Past Exhibitions
Treasures from Moscow: Icons from the Andrey Rublev Museum
October 23, 2010—February 19, 2011
Treasures from Moscow: Icons from the Andrey Rublev Museum
October 23, 2010—February 19, 2011
A stunning, major exhibition of 37 paintings and artifacts from Moscow’s Andrey Rublev Museum—most never shown before in the U.S. The Andrey Rublev Museum, located in the historic Spaso-Andronikov Monastery, is home to one of Russia’s most prominent collections of icons and is named after the legendary icon painter Andrey Rublev.

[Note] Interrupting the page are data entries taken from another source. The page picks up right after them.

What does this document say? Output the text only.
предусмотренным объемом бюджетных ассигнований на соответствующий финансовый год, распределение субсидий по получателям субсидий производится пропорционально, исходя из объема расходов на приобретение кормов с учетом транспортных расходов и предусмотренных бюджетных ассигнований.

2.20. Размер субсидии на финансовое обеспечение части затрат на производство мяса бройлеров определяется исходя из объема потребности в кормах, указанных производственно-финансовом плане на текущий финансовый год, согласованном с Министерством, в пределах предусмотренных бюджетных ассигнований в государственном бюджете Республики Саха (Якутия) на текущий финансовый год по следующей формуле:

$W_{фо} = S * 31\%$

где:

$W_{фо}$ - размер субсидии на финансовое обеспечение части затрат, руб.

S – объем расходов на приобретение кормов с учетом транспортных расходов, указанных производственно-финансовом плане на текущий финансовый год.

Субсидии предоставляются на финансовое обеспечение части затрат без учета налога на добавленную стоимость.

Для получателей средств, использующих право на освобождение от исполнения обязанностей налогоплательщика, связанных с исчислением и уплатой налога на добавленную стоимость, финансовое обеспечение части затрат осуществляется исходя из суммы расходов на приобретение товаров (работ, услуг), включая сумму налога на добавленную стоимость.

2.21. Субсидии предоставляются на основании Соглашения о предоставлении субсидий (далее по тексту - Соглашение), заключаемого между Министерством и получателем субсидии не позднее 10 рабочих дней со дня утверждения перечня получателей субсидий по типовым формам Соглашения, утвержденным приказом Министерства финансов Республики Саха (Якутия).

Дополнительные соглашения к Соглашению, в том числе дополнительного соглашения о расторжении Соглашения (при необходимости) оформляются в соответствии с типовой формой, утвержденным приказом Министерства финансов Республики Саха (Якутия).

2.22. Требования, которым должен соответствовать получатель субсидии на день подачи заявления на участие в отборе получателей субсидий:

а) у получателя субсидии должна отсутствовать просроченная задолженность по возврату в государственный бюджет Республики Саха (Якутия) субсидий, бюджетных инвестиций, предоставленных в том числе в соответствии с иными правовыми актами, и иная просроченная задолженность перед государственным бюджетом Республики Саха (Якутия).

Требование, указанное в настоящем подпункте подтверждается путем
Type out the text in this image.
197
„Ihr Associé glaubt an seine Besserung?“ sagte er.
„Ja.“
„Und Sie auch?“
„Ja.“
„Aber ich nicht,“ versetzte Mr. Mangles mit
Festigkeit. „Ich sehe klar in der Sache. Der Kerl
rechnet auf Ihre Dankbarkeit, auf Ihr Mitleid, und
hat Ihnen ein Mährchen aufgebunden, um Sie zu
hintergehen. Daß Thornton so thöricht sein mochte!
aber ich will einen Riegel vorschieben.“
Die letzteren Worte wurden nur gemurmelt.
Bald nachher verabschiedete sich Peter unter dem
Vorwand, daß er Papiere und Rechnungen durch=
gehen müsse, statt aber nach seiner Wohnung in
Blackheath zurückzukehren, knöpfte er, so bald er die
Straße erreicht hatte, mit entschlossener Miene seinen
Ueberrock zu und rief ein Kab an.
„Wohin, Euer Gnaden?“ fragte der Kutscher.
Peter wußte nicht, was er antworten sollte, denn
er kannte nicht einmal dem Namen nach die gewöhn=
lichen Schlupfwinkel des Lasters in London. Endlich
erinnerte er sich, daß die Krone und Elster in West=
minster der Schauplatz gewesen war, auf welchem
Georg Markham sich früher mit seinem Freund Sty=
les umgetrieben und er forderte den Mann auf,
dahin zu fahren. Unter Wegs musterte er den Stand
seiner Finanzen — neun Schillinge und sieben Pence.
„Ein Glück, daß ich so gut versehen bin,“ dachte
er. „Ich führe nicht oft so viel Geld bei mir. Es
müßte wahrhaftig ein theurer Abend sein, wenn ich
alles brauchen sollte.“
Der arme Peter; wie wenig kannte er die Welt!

Like Michelangelo, his Italian Renaissance counterpart of a few decades later, Andrey Rublev is considered to be the greatest fresco painter of his era – as well as the greatest painter of Russian Orthodox icons. Born in the 1360s, his art combined the two traditions of austere asceticism and Byzantine mannerism, rocketing his charismatic style to stardom as the ideal of church painting and iconography. He died at Spaso-Andronikov Monastery, where he painted his last work, the frescoes of the Cathedral of the Transfiguration of the Saviour, built sometime between 1410 and 1427.
Perhaps the most dramatic showstopper in the exhibition is the monumental, 57” x 46”, Old Testament Trinity, (above) circa late 15th – early 16th century, originating from the Trinity Church of the village of Magic Mountain of the Uglich region, Yaroslavl area. The subject matter of the icon is based on Chapter XVIII of the Book of Genesis, which describes how God appeared to Abraham in the form of three traveling angels. The icon’s composition in many ways strongly resembles the famous image painted by Andrey Rublev around 1409-1425 as a church image in the Trinity Cathedral of the Troitse-Sergiev Monastery.